Me and Lena Dunham: Tackling life together

I’m currently sitting in a building that was described to me as space for youth to “express their creative and entrepreneurial spirit”. I stumbled upon this place on accident on the way home from work and decided to stay. The inside layout is modern, full of long wooden tables, multi-colored plastic chairs, leather couches and overstuffed yet neatly organized bookshelves. The room is full of young twenty-something Tel Avivians sitting silently in front of their Mac Books, energies deeply rooted in the novels they’re probably writing. It’s similar to a library, but a library intended exclusively for models and people who work at Google. The room is silent, and I fear that my typing is the loudest noise in the room.

 

I walked in and took a seat, trying to keep an eye on everyone else while also giving the impression that I’m just a regular here. I loudly drag a chair over and adjust my skirt before sitting down. I fidget with my hair and anxiously observe the sea of hipsters surrounding me.
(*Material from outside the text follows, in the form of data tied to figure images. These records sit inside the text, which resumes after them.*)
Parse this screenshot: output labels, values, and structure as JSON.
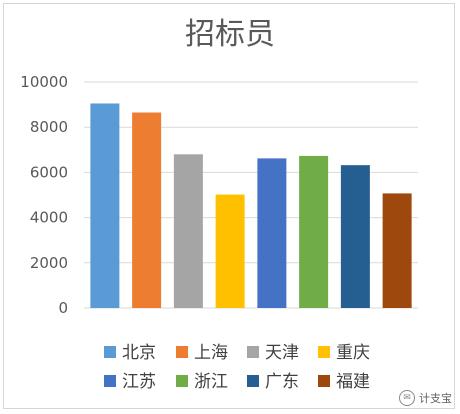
{
  "chart_data": {
    "type": "bar",
    "title": "招标员",
    "categories": [
      "北京",
      "上海",
      "天津",
      "重庆",
      "江苏",
      "浙江",
      "广东",
      "福建"
    ],
    "values": [
      9050,
      8650,
      6800,
      5020,
      6620,
      6730,
      6320,
      5070
    ],
    "colors": [
      "#5b9bd5",
      "#ed7d31",
      "#a5a5a5",
      "#ffc000",
      "#4472c4",
      "#70ad47",
      "#255e91",
      "#9e480e"
    ],
    "xlabel": "",
    "ylabel": "",
    "ylim": [
      0,
      10000
    ],
    "yticks": [
      0,
      2000,
      4000,
      6000,
      8000,
      10000
    ],
    "grid": true,
    "legend": "bottom"
  },
  "watermark": {
    "text": "计支宝"
  }
}
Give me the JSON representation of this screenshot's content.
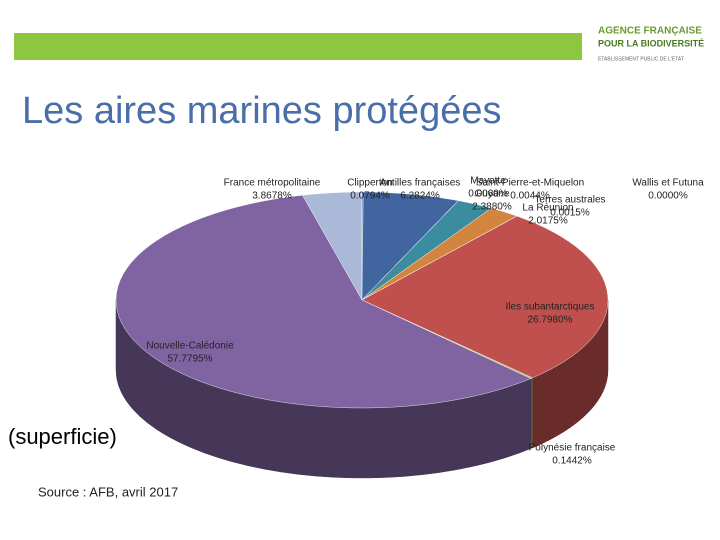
{
  "header": {
    "logo_line1": "AGENCE FRANÇAISE",
    "logo_line2": "POUR LA BIODIVERSITÉ",
    "logo_line3": "ÉTABLISSEMENT PUBLIC DE L'ÉTAT"
  },
  "title": "Les aires marines protégées",
  "subtitle": "(superficie)",
  "source": "Source : AFB, avril 2017",
  "chart_data": {
    "type": "pie3d",
    "categories": [
      "France métropolitaine",
      "Clipperton",
      "Antilles françaises",
      "Mayotte",
      "Saint-Pierre-et-Miquelon",
      "Guyane",
      "La Réunion",
      "Terres australes",
      "Wallis et Futuna",
      "Iles subantarctiques",
      "Polynésie française",
      "Nouvelle-Calédonie"
    ],
    "values": [
      3.8678,
      0.0794,
      6.2824,
      0.006,
      0.0044,
      2.388,
      2.0175,
      0.0015,
      0,
      26.798,
      0.1442,
      57.7795
    ],
    "value_labels": [
      "3.8678%",
      "0.0794%",
      "6.2824%",
      "0.0060%",
      "0.0044%",
      "2.3880%",
      "2.0175%",
      "0.0015%",
      "0.0000%",
      "26.7980%",
      "0.1442%",
      "57.7795%"
    ],
    "colors": [
      "#aab9d8",
      "#4f6fa6",
      "#41659f",
      "#2f7f8f",
      "#6aa0c0",
      "#3a8c9e",
      "#d3843f",
      "#7f9fbf",
      "#8fb0d0",
      "#c0504d",
      "#9bbb59",
      "#8064a2"
    ]
  }
}
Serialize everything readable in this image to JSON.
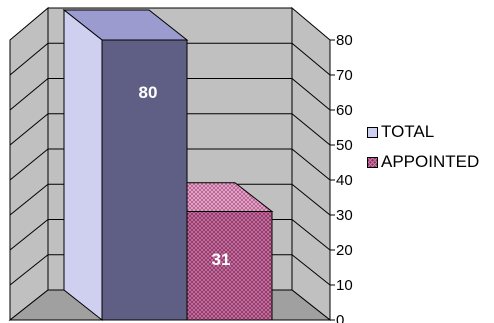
{
  "chart_data": {
    "type": "bar",
    "style": "3d",
    "categories": [
      ""
    ],
    "series": [
      {
        "name": "TOTAL",
        "values": [
          80
        ],
        "data_label": "",
        "color": "#cfcff0"
      },
      {
        "name": "APPOINTED",
        "values": [
          31
        ],
        "data_label": "31",
        "color": "#8a3060"
      }
    ],
    "annotations": [
      "80"
    ],
    "ylim": [
      0,
      80
    ],
    "yticks": [
      "0",
      "10",
      "20",
      "30",
      "40",
      "50",
      "60",
      "70",
      "80"
    ],
    "grid": true,
    "legend": "right",
    "wall_color": "#c0c0c0",
    "front_bar_color": "#5f5f86"
  }
}
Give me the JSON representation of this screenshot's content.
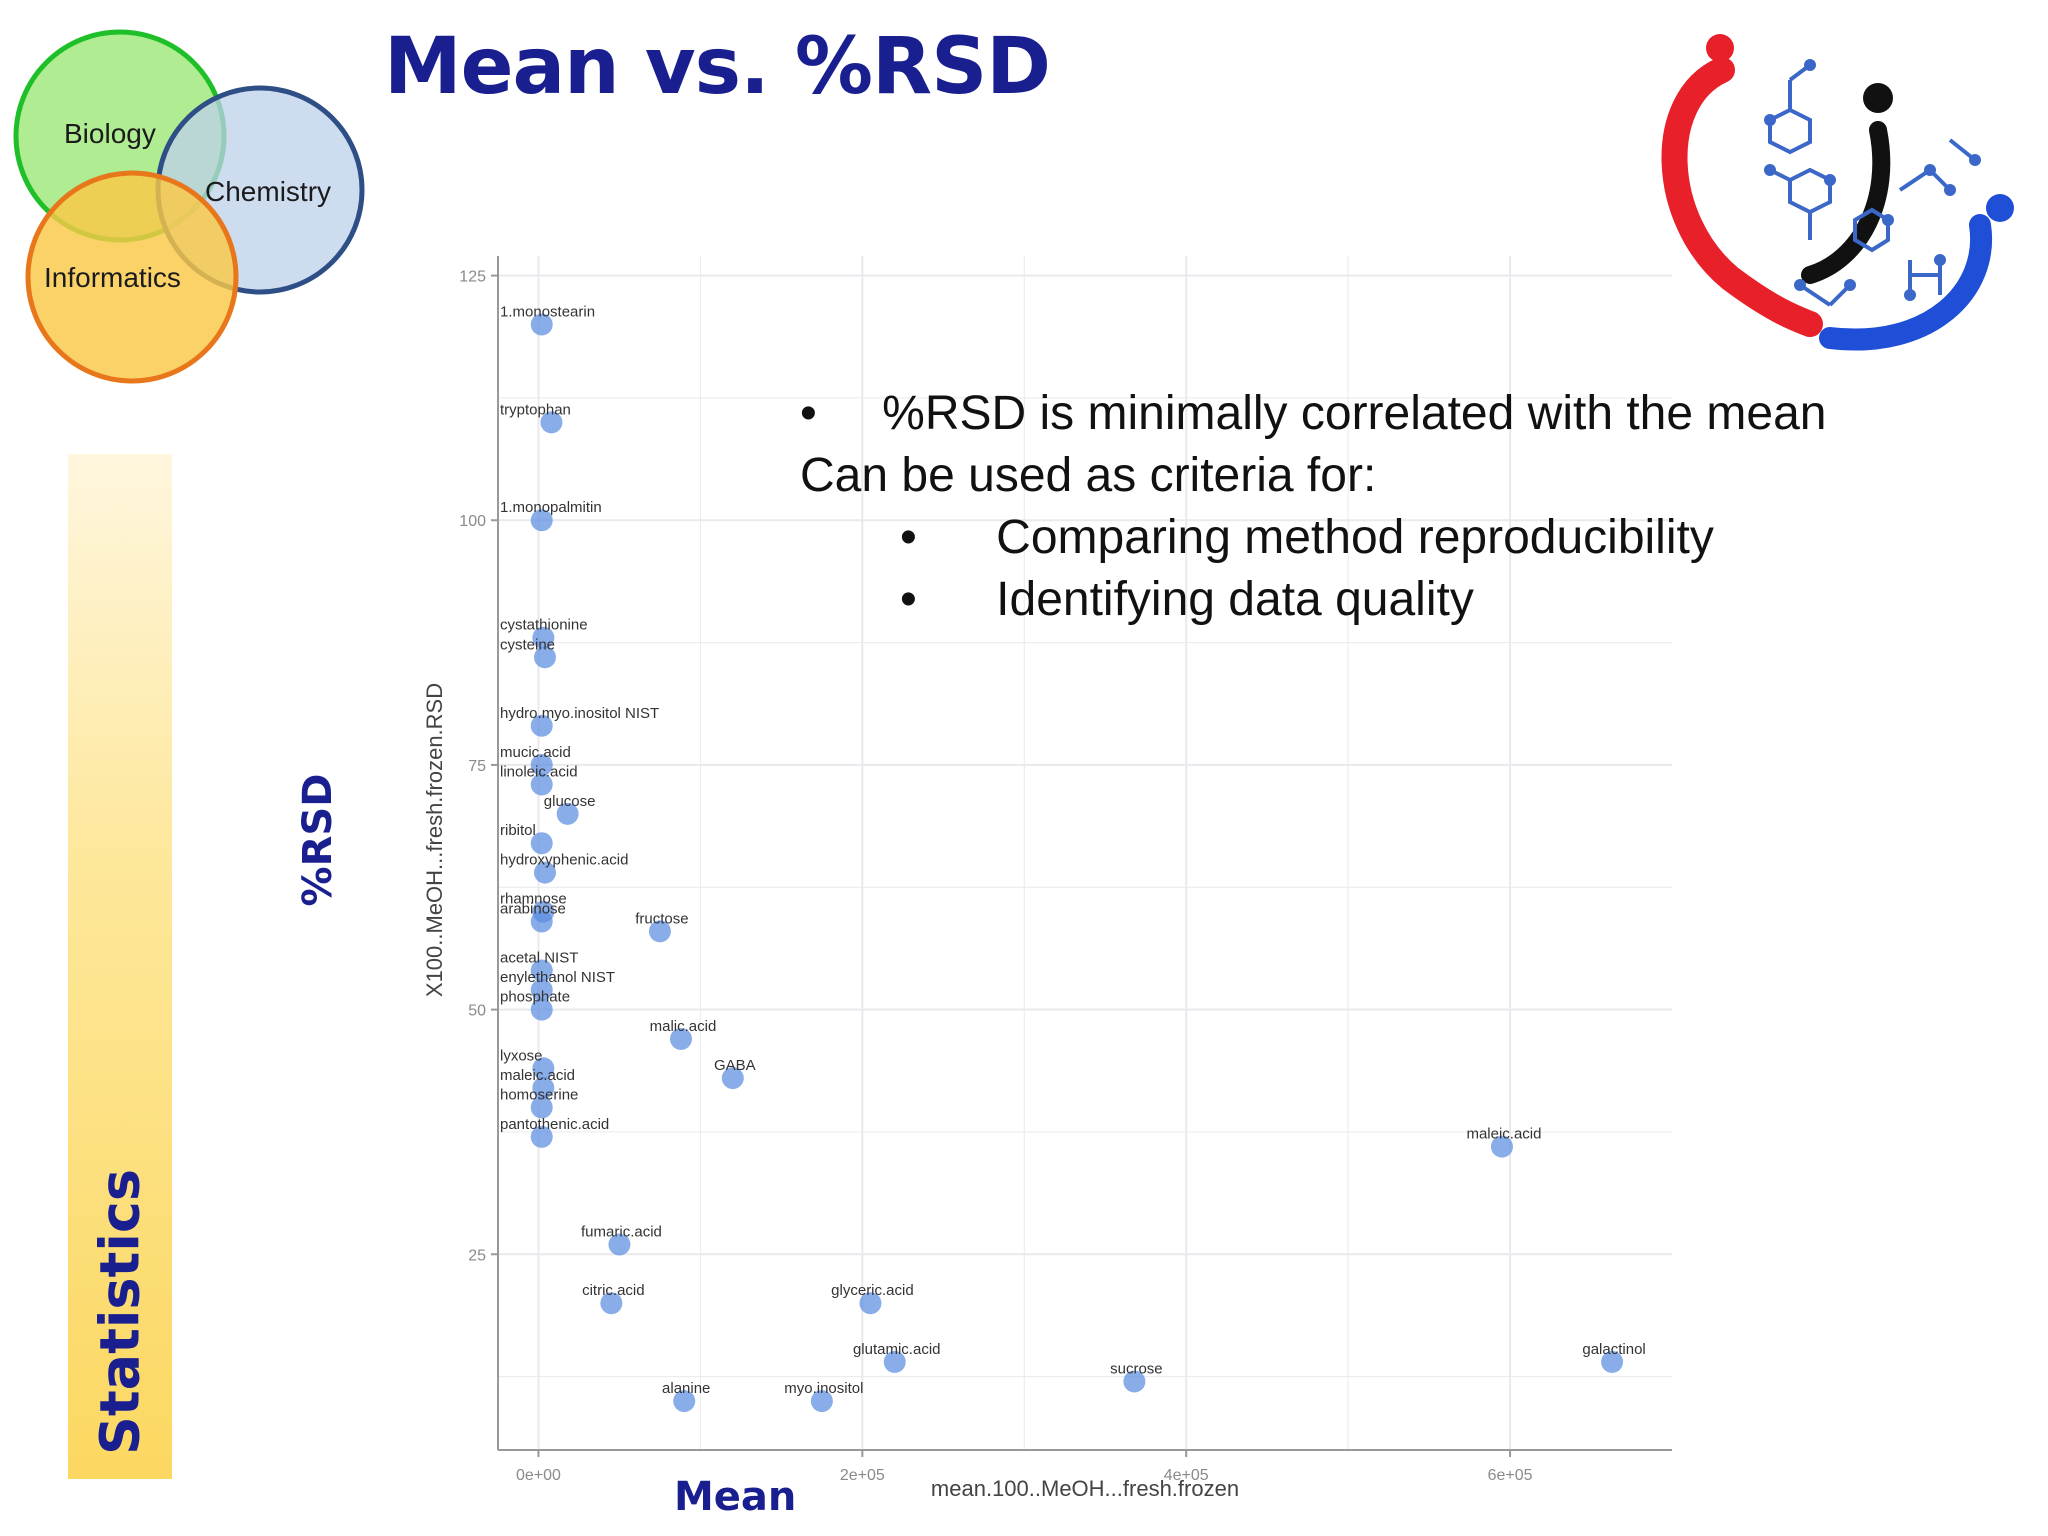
{
  "slide": {
    "title": "Mean vs. %RSD",
    "side_label": "Statistics",
    "y_heading": "%RSD",
    "x_heading": "Mean"
  },
  "venn": {
    "circles": [
      "Biology",
      "Chemistry",
      "Informatics"
    ]
  },
  "bullets": {
    "main": "%RSD is minimally correlated with the mean",
    "lead": "Can be used as criteria for:",
    "sub": [
      "Comparing method reproducibility",
      "Identifying data quality"
    ],
    "bullet_char": "•"
  },
  "logo": {
    "name": "molecule-heart-logo",
    "colors": {
      "red": "#e8202a",
      "black": "#111111",
      "blue": "#1f4fd6"
    }
  },
  "colors": {
    "title": "#1a1f8f",
    "point": "#5b8ee0",
    "axis_text": "#8a8a8a",
    "grid": "#e9e9ee"
  },
  "chart_data": {
    "type": "scatter",
    "xlabel": "mean.100..MeOH...fresh.frozen",
    "ylabel": "X100..MeOH...fresh.frozen.RSD",
    "xlim": [
      -25000,
      700000
    ],
    "ylim": [
      5,
      127
    ],
    "x_ticks": [
      0,
      200000,
      400000,
      600000
    ],
    "x_tick_labels": [
      "0e+00",
      "2e+05",
      "4e+05",
      "6e+05"
    ],
    "y_ticks": [
      25,
      50,
      75,
      100,
      125
    ],
    "y_tick_labels": [
      "25",
      "50",
      "75",
      "100",
      "125"
    ],
    "grid": true,
    "points": [
      {
        "label": "1.monostearin",
        "x": 2000,
        "y": 120
      },
      {
        "label": "tryptophan",
        "x": 8000,
        "y": 110
      },
      {
        "label": "1.monopalmitin",
        "x": 2000,
        "y": 100
      },
      {
        "label": "cystathionine",
        "x": 3000,
        "y": 88
      },
      {
        "label": "cysteine",
        "x": 4000,
        "y": 86
      },
      {
        "label": "hydro.myo.inositol NIST",
        "x": 2000,
        "y": 79
      },
      {
        "label": "mucic.acid",
        "x": 2000,
        "y": 75
      },
      {
        "label": "linoleic.acid",
        "x": 2000,
        "y": 73
      },
      {
        "label": "glucose",
        "x": 18000,
        "y": 70
      },
      {
        "label": "ribitol",
        "x": 2000,
        "y": 67
      },
      {
        "label": "hydroxyphenic.acid",
        "x": 4000,
        "y": 64
      },
      {
        "label": "rhamnose",
        "x": 3000,
        "y": 60
      },
      {
        "label": "arabinose",
        "x": 2000,
        "y": 59
      },
      {
        "label": "fructose",
        "x": 75000,
        "y": 58
      },
      {
        "label": "acetal NIST",
        "x": 2000,
        "y": 54
      },
      {
        "label": "enylethanol NIST",
        "x": 2000,
        "y": 52
      },
      {
        "label": "phosphate",
        "x": 2000,
        "y": 50
      },
      {
        "label": "malic.acid",
        "x": 88000,
        "y": 47
      },
      {
        "label": "GABA",
        "x": 120000,
        "y": 43
      },
      {
        "label": "lyxose",
        "x": 3000,
        "y": 44
      },
      {
        "label": "maleic.acid",
        "x": 3000,
        "y": 42
      },
      {
        "label": "homoserine",
        "x": 2000,
        "y": 40
      },
      {
        "label": "pantothenic.acid",
        "x": 2000,
        "y": 37
      },
      {
        "label": "maleic.acid",
        "x": 595000,
        "y": 36
      },
      {
        "label": "fumaric.acid",
        "x": 50000,
        "y": 26
      },
      {
        "label": "glyceric.acid",
        "x": 205000,
        "y": 20
      },
      {
        "label": "glutamic.acid",
        "x": 220000,
        "y": 14
      },
      {
        "label": "galactinol",
        "x": 663000,
        "y": 14
      },
      {
        "label": "sucrose",
        "x": 368000,
        "y": 12
      },
      {
        "label": "myo.inositol",
        "x": 175000,
        "y": 10
      },
      {
        "label": "alanine",
        "x": 90000,
        "y": 10
      },
      {
        "label": "citric.acid",
        "x": 45000,
        "y": 20
      }
    ]
  }
}
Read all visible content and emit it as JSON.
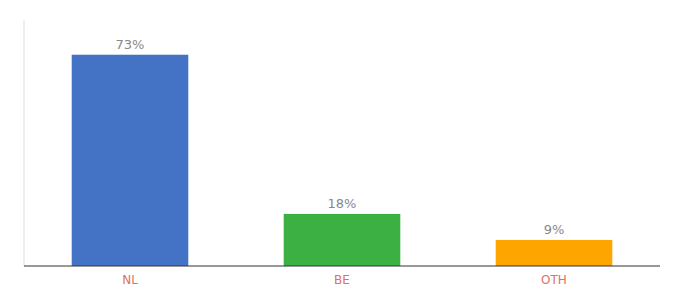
{
  "chart_data": {
    "type": "bar",
    "categories": [
      "NL",
      "BE",
      "OTH"
    ],
    "values": [
      73,
      18,
      9
    ],
    "value_labels": [
      "73%",
      "18%",
      "9%"
    ],
    "colors": [
      "#4472C4",
      "#3CB043",
      "#FFA500"
    ],
    "ylim": [
      0,
      85
    ],
    "data_labels": true,
    "tick_labels": "x",
    "grid": false
  }
}
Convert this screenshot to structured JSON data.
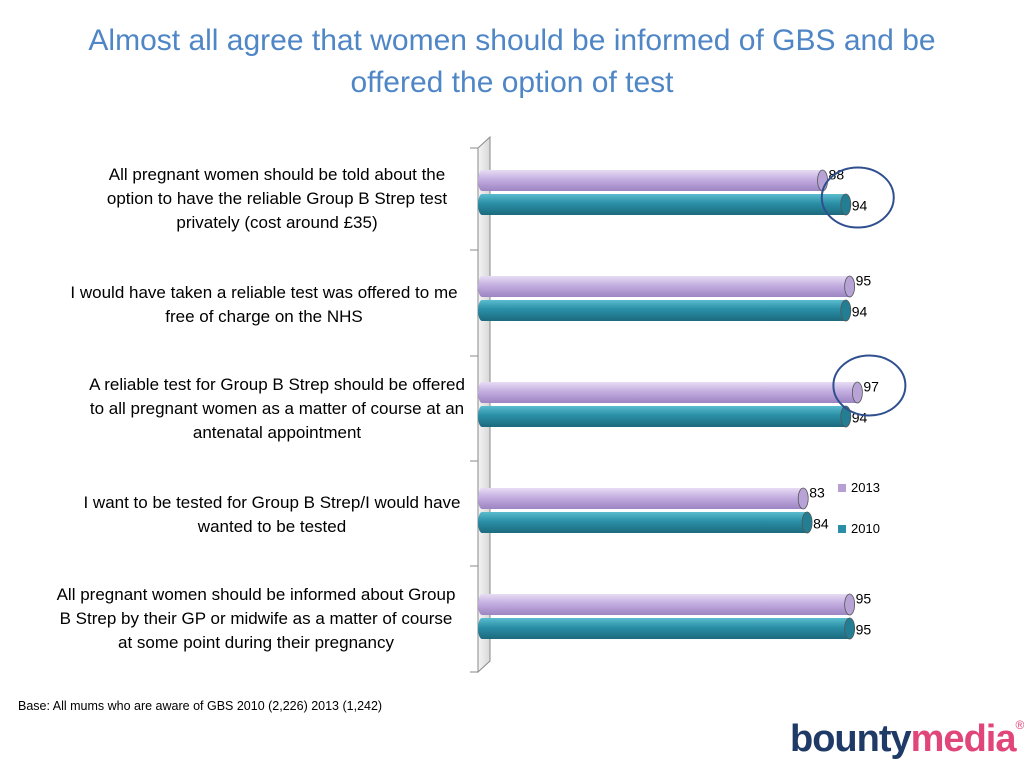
{
  "chart_data": {
    "type": "bar",
    "orientation": "horizontal",
    "title": "Almost all agree that women should be informed of GBS and be offered the option of test",
    "categories": [
      "All pregnant women should be told about the option to have the reliable Group B Strep test privately (cost around £35)",
      "I would have taken a reliable test was offered to me free of charge on the NHS",
      "A reliable test for Group B Strep should be offered to all pregnant women as a matter of course at an antenatal appointment",
      "I want to be tested for Group B Strep/I  would have wanted to be tested",
      "All pregnant women should be informed about Group B Strep by their GP or midwife as a matter of course at some point during their pregnancy"
    ],
    "series": [
      {
        "name": "2013",
        "color": "#c3aee0",
        "values": [
          88,
          95,
          97,
          83,
          95
        ]
      },
      {
        "name": "2010",
        "color": "#2a8fa6",
        "values": [
          94,
          94,
          94,
          84,
          95
        ]
      }
    ],
    "xlim": [
      0,
      100
    ],
    "grid": false,
    "legend_position": "right",
    "highlighted": [
      {
        "category_index": 0,
        "series": "2010"
      },
      {
        "category_index": 2,
        "series": "2013"
      }
    ]
  },
  "footer": {
    "base_note": "Base: All mums who are aware of GBS 2010 (2,226) 2013 (1,242)"
  },
  "logo": {
    "part1": "bounty",
    "part2": "media",
    "mark": "®"
  }
}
I wonder what I’m going to have for dinner later. I cringe at the thought of being the least successful person in this room. I think that there are an oddly high number of people with man buns sitting at my table. In this moment, I feel like Lena Dunham.

 

Being Lena Dunham is something I’ve aspired towards since her television show, Girls premiered several years go. Yes, we are talking about the same girl- the one who controversially and regularly shows her boobs on camera, who shamelessly eats cupcakes at every opportunity, and who has boldly opened herself up in the defense of young women everywhere. I look up to Lena, and recently reading her book “Not That Kind of Girl” has only reaffirmed my admiration.

 

Her book touches on so many topics- her fierce revulsion for school, her knowingly nonsensical obsession with calorie counting, her inability to date stable men, her deeply heartfelt stories of her childhood growing up with a sister- all things that I relate to on a profound level. Lena’s life up until she graduated from college was as messy, emotional, unpredictable and disorganized as mine. She didn’t know what she wanted in life, but she knew when she figured it out, she would get it. She knew she had ambition and she sought self-actualization. That’s another thing Lena and I have in common: our obsession with the term self-actualization. And by utilizing and empowering that deep sense of self, she was able to become who she is now: a hilariously brilliant, "the voice of my generation" feminist superstar.

 

I spend many days in this country wondering what the hell I’m really doing here. I question if I’m good at my job. I fear that I’ll never be stable in this country and might fail as an Israeli. I dream of the day I could possibly speak fluent Hebrew. I speculate if my life would be vastly different if I went to the gym six days a week instead of five. I especially get stressed about my grocery buying abilities. Am I buying the right brand of tachina? Who knows? Someone would tell me, right?

 

Once I’m done having an internal panic about these things as I lay in bed at night and frantically text my sister all of my life concerns, I think of Lena Dunham. I remember that she too had these fears. I know that just as much as me, she allowed anxiety to take over full phases of her young life. But I think that I too have her ambition. I also have a fierce drive to attain self-actualization, to accomplish true success. I’m a very young new immigrant sitting alone in this Tel Aviv hipster haven, surrounded by women with blue hair and oversized pea coats, and I tell myself: I’m a part of this. This is for me. I know myself, and nothing, not even countless techina brands and gym days can stop me when I have that.